You can also add other policies and apply different policies to different principles. The different flags and their meaning are as follows. Flag Description

• -maxlife The is the maximum period before the password must be changed.
• -minlife This is the minimum time after a password change before it can be changed again. Without a minimum time, users can change their password multiple times and overflow the history (see below) and end up back with the same password.
• -minclasses This is the number of distinct character classes that must appear in the password. Character classes are uppercase letters, lowercase letters, number and symbols. Setting this to 2 for example would mean a password with at least one lowercase letter and a number would be valid.

-history This is the number of previous passwords to keep.
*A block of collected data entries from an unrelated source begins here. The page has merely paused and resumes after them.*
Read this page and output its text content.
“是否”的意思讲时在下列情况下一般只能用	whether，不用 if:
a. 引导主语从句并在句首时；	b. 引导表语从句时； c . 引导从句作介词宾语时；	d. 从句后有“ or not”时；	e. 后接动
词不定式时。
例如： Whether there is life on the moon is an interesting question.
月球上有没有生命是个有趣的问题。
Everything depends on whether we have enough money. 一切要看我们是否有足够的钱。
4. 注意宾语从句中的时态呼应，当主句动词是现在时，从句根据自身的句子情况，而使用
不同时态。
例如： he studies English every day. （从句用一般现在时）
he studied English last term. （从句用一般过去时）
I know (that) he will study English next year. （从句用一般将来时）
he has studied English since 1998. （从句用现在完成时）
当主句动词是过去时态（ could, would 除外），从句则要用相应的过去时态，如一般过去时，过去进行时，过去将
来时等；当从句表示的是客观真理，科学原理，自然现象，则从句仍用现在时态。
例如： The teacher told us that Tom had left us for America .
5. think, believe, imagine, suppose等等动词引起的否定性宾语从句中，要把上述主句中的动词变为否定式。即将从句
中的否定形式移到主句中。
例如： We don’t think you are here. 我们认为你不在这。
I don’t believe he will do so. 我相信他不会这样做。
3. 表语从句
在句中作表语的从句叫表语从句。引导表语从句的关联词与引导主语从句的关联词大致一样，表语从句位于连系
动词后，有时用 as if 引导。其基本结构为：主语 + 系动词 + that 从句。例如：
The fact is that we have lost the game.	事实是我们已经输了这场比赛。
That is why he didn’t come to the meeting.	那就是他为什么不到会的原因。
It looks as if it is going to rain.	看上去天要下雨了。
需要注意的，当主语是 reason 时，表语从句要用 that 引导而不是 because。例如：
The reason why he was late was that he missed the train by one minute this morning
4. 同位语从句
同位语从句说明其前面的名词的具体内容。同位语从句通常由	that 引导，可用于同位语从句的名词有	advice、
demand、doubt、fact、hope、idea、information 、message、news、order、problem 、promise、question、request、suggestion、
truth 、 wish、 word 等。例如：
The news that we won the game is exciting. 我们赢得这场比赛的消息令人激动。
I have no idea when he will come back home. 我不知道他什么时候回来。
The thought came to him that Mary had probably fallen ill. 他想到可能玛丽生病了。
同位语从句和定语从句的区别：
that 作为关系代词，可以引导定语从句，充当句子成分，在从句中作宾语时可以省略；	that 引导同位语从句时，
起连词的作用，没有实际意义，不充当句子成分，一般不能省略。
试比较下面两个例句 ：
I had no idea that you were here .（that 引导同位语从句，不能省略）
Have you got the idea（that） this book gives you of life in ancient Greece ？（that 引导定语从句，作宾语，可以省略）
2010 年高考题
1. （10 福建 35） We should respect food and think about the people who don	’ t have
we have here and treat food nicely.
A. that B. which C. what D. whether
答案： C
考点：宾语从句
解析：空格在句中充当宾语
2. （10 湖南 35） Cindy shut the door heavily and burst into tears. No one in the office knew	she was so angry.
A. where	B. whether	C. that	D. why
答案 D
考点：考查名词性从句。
A password may not duplicate a prior password.

Changing the Maximum Renewal Time

• Each principal has its own maximum renewal life.
• Each principal must be manually changed from the default to the desired maximum renewal time.
• In addition, the special principal krbtgt/REALM@REALM must be changed to reflect the maximum renewal time that any principal will have.

# kadmin
Authenticating as principal root/admin@EXAMPLE.COM with password.
Password for root/admin@EXAMPLE.COM: 
kadmin:  modprinc -maxrenewlife 2weeks krbtgt/EXAMPLE.COM@EXAMPLE.COM
Principal "krbtgt/EXAMPLE.COM@EXAMPLE.COM" modified.

• when Adding Principals:

# kadmin
Authenticating as principal root/admin@EXAMPLE.COM with password.
Password for root/admin@EXAMPLE.COM: 
kadmin: add_princ -maxrenewlife 7days doug

Firewalls

If there is a firewall on the server, the following default ports should be allowed through to enable Kerberos.

Ports:

• 88 UDP/TCP
• 749 UDP/TCP
• 754 TCP

The following lines should be added to /etc/sysconfig/iptables before the INPUT REJECT rule:

# kerberos kdc/admin
-A INPUT -m tcp -p tcp --dport 88 -j ACCEPT
-A INPUT -m udp -p udp --dport 88 -j ACCEPT
-A INPUT -m tcp -p tcp --dport 749 -j ACCEPT
-A INPUT -m udp -p udp --dport 749 -j ACCEPT
-A INPUT -m tcp -p tcp --dport 754 -j ACCEPT

Then iptables should be restarted:

# service iptables restart

Restart Kereberos

At this point it is necessary to restart the Kerberos services to take advantage of the firewall changes.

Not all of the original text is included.